Veterans Health and Government

Wisconsin is home to thousands of military veterans. Unfortunately, veterans have a disproportionately high rate of certain debilitating medical conditions as compared to the general population. 

The Veterans Health Administration treats many of the veterans dealing with health issues with opioid pain medications. Unfortunately, this sometimes leads to abuse, addiction and even fatal overdose. But, the VA and Attorney General Brad Schimel recently announced that they will give veterans a “Dose of Reality.” A rather ominous name for this campaign, and rightly so.

Plants_Pills.jpgThe Wisconsin Department of Justice may not know much about pain management but they intend to work with the VA to “give military veterans and active service members, and their families, the tools and resources to prevent opioid abuse.” They boast that the VA has made significant progress in reducing opioid prescribing.
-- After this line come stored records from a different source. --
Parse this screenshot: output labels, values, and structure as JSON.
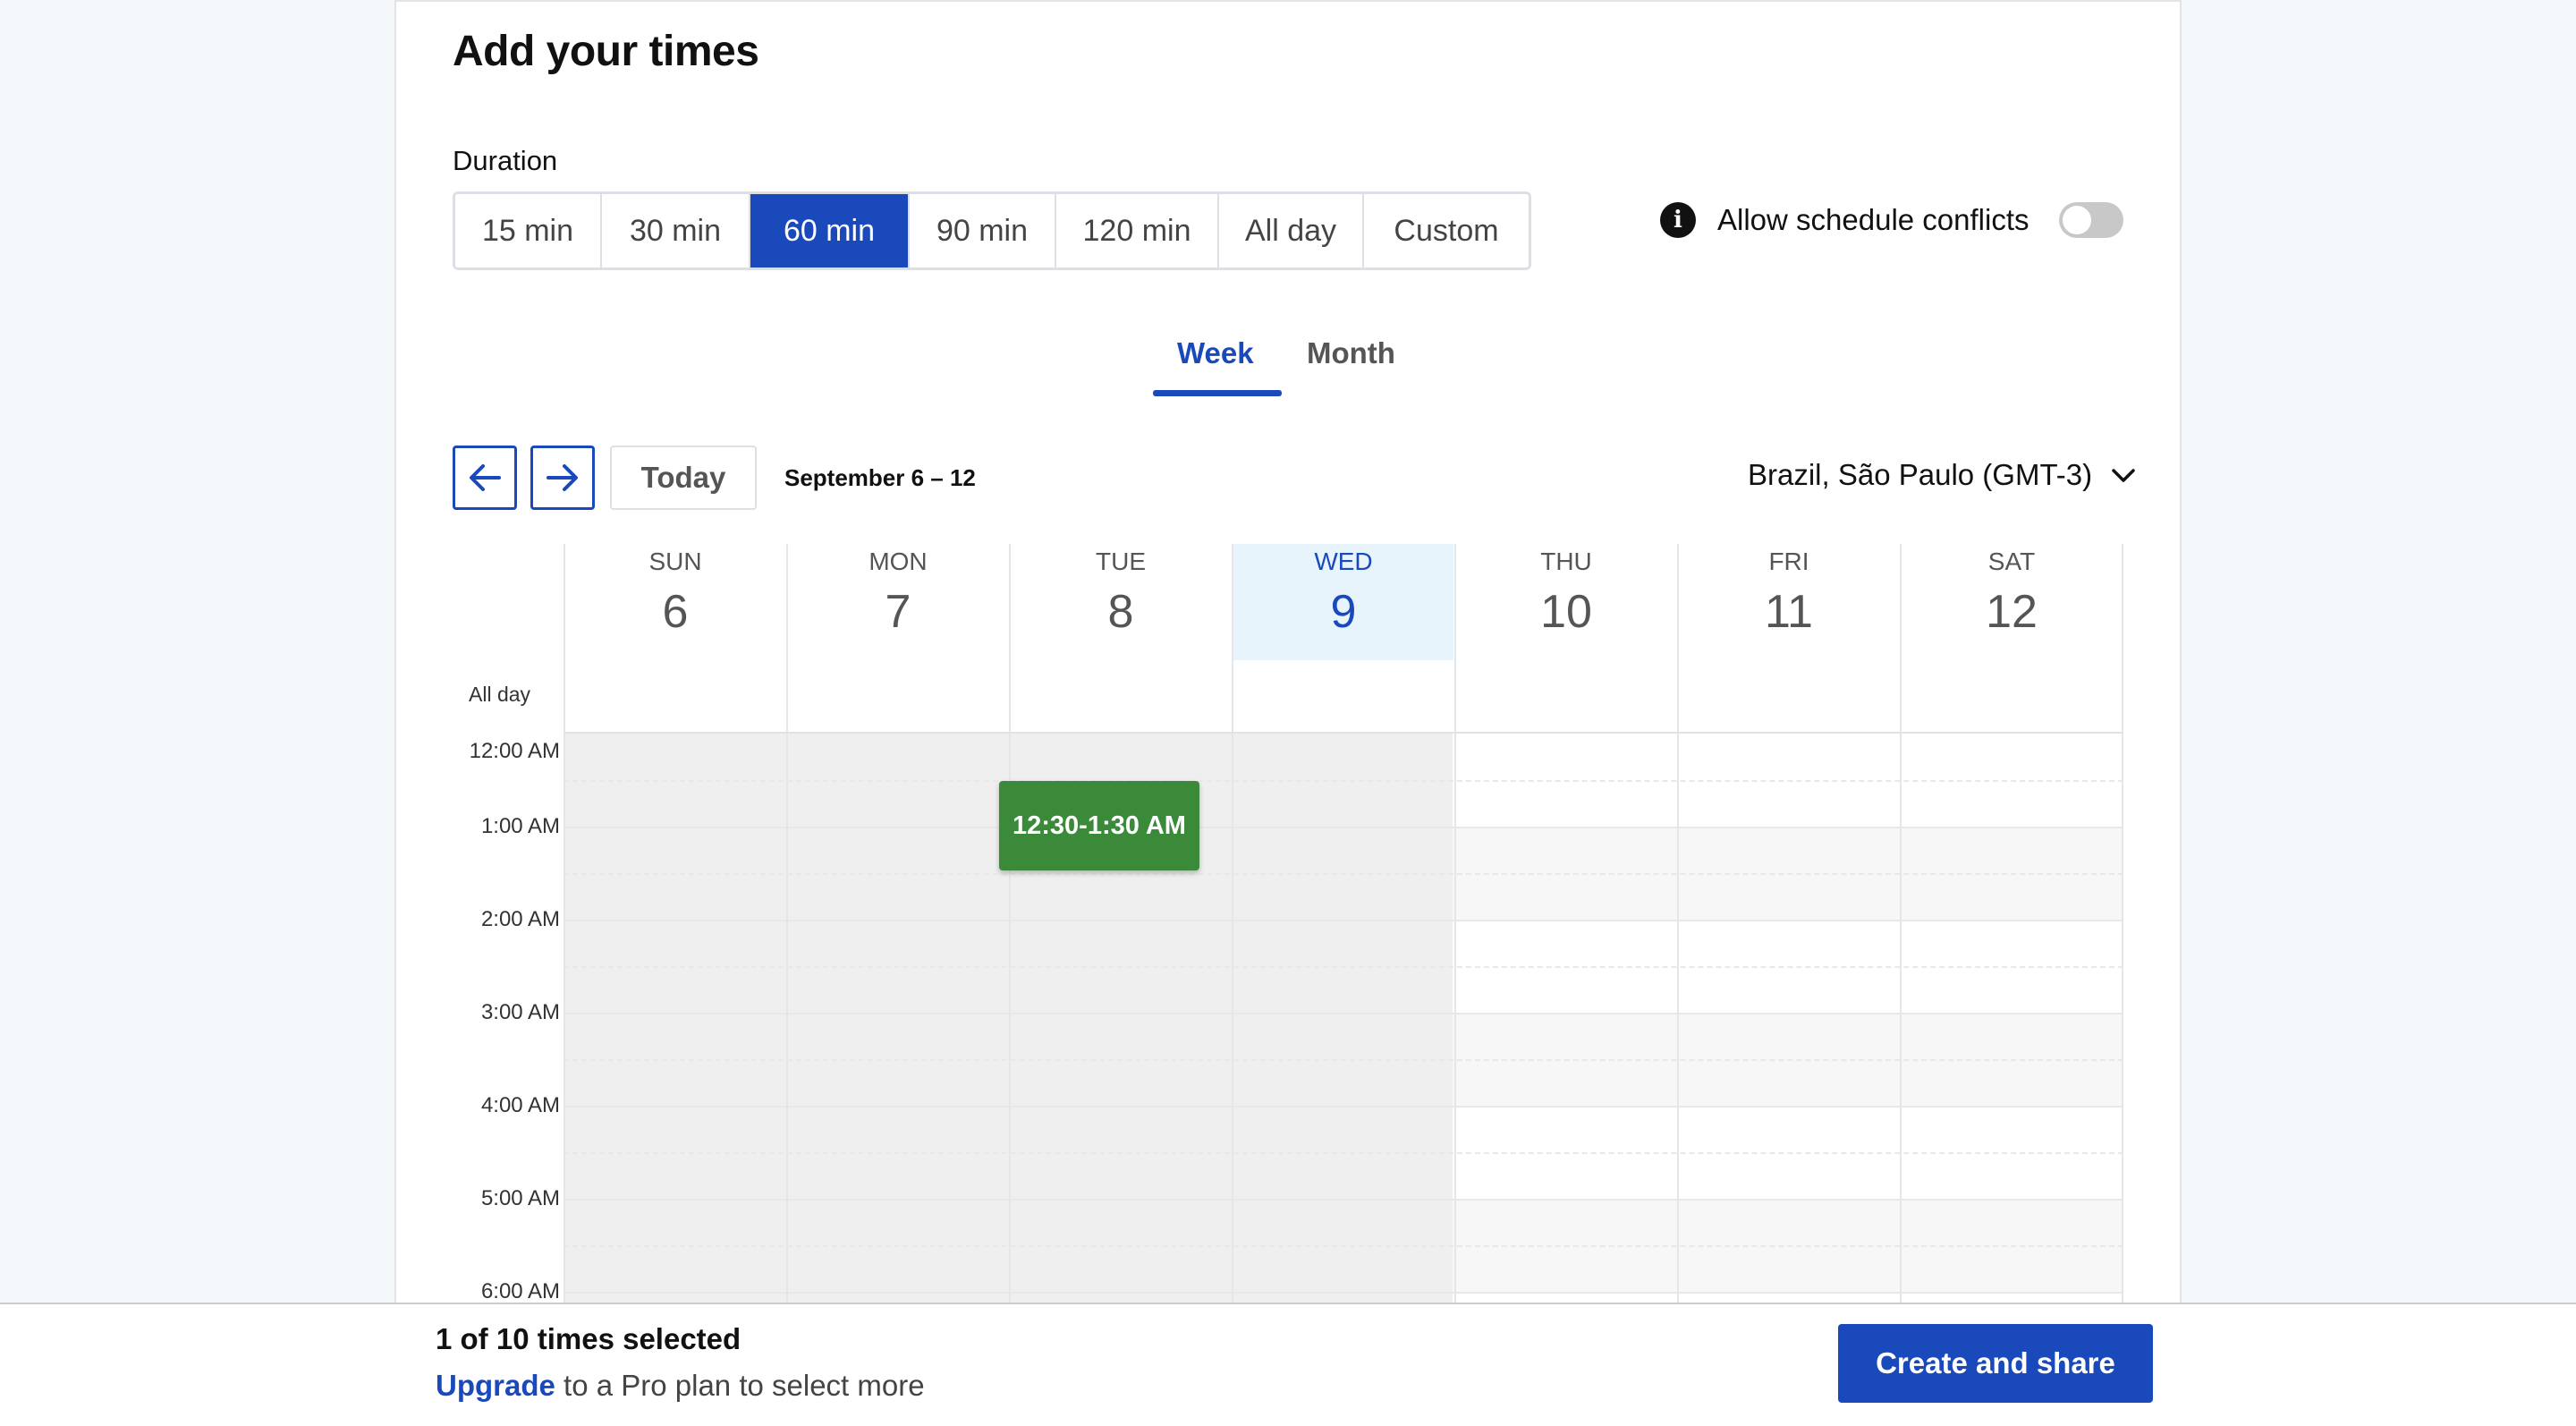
{
  "header": {
    "title": "Add your times"
  },
  "duration": {
    "label": "Duration",
    "options": [
      "15 min",
      "30 min",
      "60 min",
      "90 min",
      "120 min",
      "All day",
      "Custom"
    ],
    "selected": "60 min"
  },
  "conflicts": {
    "icon": "info-icon",
    "label": "Allow schedule conflicts",
    "enabled": false
  },
  "view_tabs": {
    "week": "Week",
    "month": "Month",
    "active": "Week"
  },
  "calendar": {
    "today_label": "Today",
    "range": "September 6 – 12",
    "timezone": "Brazil, São Paulo (GMT-3)",
    "all_day_label": "All day",
    "days": [
      {
        "name": "SUN",
        "num": "6"
      },
      {
        "name": "MON",
        "num": "7"
      },
      {
        "name": "TUE",
        "num": "8"
      },
      {
        "name": "WED",
        "num": "9"
      },
      {
        "name": "THU",
        "num": "10"
      },
      {
        "name": "FRI",
        "num": "11"
      },
      {
        "name": "SAT",
        "num": "12"
      }
    ],
    "today_index": 3,
    "times": [
      "12:00 AM",
      "1:00 AM",
      "2:00 AM",
      "3:00 AM",
      "4:00 AM",
      "5:00 AM",
      "6:00 AM"
    ],
    "event": {
      "label": "12:30-1:30 AM",
      "color": "#3b8a3a"
    }
  },
  "footer": {
    "selected_count": "1 of 10 times selected",
    "upgrade_link": "Upgrade",
    "upgrade_text": " to a Pro plan to select more",
    "create_button": "Create and share"
  },
  "colors": {
    "accent": "#1a49bb",
    "event": "#3b8a3a"
  }
}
Unfortunately, the VA has resisted making all recommended alternative treatments available to veterans.

Cannabis has been found to help many patients suffering from conditions that can afflict veterans as a result of their service, including chronic pain, cancer, ALS, traumatic brain injury, post-traumatic stress disorders, and phantom limb pain. In 2017 all major veterans service organizations in Wisconsin passed a number of resolutions on health care, including one supporting medical cannabis for veterans with a doctors recommendation. AG Shimel and Wisconsin government continues to ignore the veterans' position.

 

"Support for medical cannabis, and research on medical cannabis is high across veterans and caregivers, all age ranges, gender, political leanings and geography," according to an American Legion survey of its members. The survey found bipartisan support for legalizing medicinal marijuana, with 88 percent of self-identified conservatives and 90 percent of self-identified liberals in agreement.

Simply restricting opioid prescriptions sometimes results in unintended negative outcomes, namely increased use of heroin or other drugs with uncertified purity and potency. However, the Journal of Internal Medicine published two studies that conclude that medical cannabis use has the potential to reduce opioid prescriptions.

Dr. Jeffrey A. Singer, a Phoenix surgeon and a senior fellow at the Cato Institute observed that, “The number one cause of drug deaths is drug prohibition. We need to change from a war on drugs to a war on drug deaths.”

Instead of “fighting” opioids, how about offering hurting veterans a dose of medical cannabis, like other states around us are doing?